Saturday, October 9, 2004
Around Town
So far we have found the people of Zhengzhou to be honest as the day is long. On our first trip to the markets an old man (who looked like he would own very little) pointed out that we had dropped a banknote. He was keen for us not to lose it. Yesterday a lady chased us forty metres down the road to give us back some money that she had realised she had overcharged us.
We had great fun buying a doona yesterday. The weather is alreading turning a lot cooler and getting a bit nippy over night. It's a welcome relief from the stickiness of August.
The little man in the little shop down the road started off by waving his hands in a "Come on you've got to be kidding" motion when we started asking in English for a bigger than single size. The man in the next shop began berating him for missing out on a sale, so the first man listened and watched while we went through our pantomimes waving and arms and grunting out the very few words of Mandarin we have so far. The inscrutable stare suddenly turned into a spark of recognition when I picked out a phrase meaning "wider" from our phrasebook, and I started holding up a quilt and comparing widths. We almost saw a light bulb suddenly flash above his head. He bounded into the back of the store and came back with a queen sized doona. After haggling it down from 200 RNB to 160, we marched off with it, smiles all round.
We spotted a spooky little cafe that looked to be straight out of the Torres Strait (where we lived during the 1980's)with its outdoor cooking over a big greasy stove and various concoctions bubbling or sizzling away with lots of noise and smoke.
Inside the cafe bit there was a certain very rustic charm about the place. Not quite a fixer-uperer, more like a pusher-overer. Electrical wiring just twisted together, exposed, looped across the walls. Laundry taps hanging over a huge sink. Bare concrete floor awash with litter. Long-ago painted now grimy walls with vivid signs of many a repair or attempted construction. And a huge cracked mirror covering one wall.
What we had spotted was Peter’s favourite dish - Chinese "dumplings" (jaozi) which are like a small steamed pasties. We ordered by pointing and speaking in English. The lady responded with "Jaozi" and led us inside where she cleaned down a table for us. We also ordered a couple of bottles of Coke, which she sent her son across the way to another shop to collect. She brought us each a bowl of soup which we hadn't ordered but I suspect is standard for any order.
It’s a bit like Australian restaurants sometimes bringing water to the table. Chinese in these parts always have soup of some kind as part of a meal, usually a clear vegetable soup. This one had coriander floating in it in great abundance. It was rather relaxing sitting in relative gloom with a ceiling fan blasting onto us, while watching the world go by in the market just metres way out in the sunlight. Eventually our dumplings arrived, a large plateful each with the chili dipping sauce. We battled to eat so many but managed to squeeze the last one down. They were delicious and very filling. This banquet cost us 12RMB. In Oz dollars that is $2 including the Cokes. But we are paid in RMB, so let's call it $12. Still cheap.

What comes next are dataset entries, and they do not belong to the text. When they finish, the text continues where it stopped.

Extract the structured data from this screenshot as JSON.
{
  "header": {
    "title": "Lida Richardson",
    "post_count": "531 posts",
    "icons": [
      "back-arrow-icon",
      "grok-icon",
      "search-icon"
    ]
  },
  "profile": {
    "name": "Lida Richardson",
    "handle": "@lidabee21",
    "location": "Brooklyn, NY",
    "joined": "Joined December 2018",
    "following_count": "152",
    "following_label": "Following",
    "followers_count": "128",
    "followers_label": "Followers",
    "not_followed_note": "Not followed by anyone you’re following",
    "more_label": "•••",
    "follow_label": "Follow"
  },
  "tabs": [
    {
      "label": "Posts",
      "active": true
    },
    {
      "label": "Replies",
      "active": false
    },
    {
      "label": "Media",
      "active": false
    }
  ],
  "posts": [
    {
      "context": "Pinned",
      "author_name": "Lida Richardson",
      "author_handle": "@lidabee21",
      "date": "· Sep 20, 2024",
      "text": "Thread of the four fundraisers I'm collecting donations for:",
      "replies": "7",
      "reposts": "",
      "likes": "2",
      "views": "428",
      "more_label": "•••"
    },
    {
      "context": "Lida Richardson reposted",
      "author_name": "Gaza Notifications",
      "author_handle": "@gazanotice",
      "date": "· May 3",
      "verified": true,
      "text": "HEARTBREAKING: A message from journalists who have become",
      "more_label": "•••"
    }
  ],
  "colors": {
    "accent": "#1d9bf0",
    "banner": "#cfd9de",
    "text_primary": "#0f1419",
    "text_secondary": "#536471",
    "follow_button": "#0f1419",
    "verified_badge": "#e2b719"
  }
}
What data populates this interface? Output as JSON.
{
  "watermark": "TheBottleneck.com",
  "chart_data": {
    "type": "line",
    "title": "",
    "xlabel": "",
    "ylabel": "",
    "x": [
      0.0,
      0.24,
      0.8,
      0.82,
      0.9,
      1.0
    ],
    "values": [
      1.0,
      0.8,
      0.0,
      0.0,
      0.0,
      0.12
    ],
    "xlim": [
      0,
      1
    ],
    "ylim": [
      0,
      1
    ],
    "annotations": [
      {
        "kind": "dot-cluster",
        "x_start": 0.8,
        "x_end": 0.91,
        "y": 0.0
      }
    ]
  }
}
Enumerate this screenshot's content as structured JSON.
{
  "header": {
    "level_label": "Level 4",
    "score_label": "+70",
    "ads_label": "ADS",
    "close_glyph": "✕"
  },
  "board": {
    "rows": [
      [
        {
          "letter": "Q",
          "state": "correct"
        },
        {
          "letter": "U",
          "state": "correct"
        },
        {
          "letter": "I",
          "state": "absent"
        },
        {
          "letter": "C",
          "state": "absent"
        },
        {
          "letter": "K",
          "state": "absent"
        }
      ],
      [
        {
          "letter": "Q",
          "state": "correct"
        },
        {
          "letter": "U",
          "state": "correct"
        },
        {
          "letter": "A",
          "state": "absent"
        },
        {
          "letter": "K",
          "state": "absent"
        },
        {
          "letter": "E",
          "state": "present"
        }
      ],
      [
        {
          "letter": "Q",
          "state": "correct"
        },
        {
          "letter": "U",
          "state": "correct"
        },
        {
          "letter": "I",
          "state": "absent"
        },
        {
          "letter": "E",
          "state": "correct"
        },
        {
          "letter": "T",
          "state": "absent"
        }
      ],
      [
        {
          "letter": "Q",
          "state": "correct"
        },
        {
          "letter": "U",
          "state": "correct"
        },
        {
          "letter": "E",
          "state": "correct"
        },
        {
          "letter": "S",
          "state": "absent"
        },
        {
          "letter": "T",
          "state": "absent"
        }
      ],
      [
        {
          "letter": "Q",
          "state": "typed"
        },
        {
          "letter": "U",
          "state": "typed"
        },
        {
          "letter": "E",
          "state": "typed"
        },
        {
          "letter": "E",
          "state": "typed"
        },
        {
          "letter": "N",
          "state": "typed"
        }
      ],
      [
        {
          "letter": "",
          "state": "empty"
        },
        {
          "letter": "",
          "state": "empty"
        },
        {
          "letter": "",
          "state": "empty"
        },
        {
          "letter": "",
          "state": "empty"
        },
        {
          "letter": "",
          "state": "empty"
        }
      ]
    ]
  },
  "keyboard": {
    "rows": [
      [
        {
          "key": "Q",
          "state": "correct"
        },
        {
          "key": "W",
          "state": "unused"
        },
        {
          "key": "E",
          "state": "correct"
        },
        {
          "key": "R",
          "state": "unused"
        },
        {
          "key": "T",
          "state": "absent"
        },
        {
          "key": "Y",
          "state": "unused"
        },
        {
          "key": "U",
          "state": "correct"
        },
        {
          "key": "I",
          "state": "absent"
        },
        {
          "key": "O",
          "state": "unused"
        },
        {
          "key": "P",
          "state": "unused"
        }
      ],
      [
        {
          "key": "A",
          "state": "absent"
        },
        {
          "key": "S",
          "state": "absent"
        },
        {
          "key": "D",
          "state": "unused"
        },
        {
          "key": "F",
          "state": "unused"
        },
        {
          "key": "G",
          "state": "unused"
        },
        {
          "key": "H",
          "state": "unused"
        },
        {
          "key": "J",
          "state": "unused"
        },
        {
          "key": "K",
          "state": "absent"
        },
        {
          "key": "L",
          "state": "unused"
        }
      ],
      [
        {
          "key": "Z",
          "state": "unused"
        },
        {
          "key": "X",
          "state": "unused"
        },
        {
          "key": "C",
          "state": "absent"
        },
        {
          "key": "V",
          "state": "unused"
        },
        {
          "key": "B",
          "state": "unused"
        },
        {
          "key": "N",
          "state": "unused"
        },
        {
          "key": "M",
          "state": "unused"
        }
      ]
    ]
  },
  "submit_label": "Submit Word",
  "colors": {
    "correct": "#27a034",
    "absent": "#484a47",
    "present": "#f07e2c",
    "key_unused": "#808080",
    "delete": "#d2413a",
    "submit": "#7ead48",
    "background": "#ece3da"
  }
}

Zhengzhou traffic is just amazing. Often three wheels or five! Yes I had trouble imaging that the first time I heard about 5 wheeled vehicles; four on the back and one on the front. Some are basically a motorbike with a cart, but all joined up to make one vehicle. Some are a cart pulled by what looks like a very big rotary hoe without the hoe blades. The driver holds onto enormous handlebar type things that remind me of the handles of a reel mower. It's all joined up like a horse and cart. Weird. Cars would only account for about 10% of road users. Oh, and there are lots of "Cat Weasel" tricycles, if you ever saw the series on TV when you were a kid. Some motorized and some strictly pedal. Lots of bicycles and scooters. Some motorbikes (legally limited to 150cc) carrying three people.
Lots of pedestrians meandering across madhouse roads. Horns honking continuously. Huge loads being carried on tiny vehicles, with more people perched high on top of the loads. Achingly slow tractors chug-chug-chugging their way through all this with heavy loads of bricks or soil on their trailers. We saw some little men pulling genuine hand carts today; heavy-looking crude wooden carts with melons and corn loaded into them. Peter is building up quite a collection of digital photos of these things. The last guy teaching here took over 6000 photos in 6 months. I reckon Peter will beat that no sweat.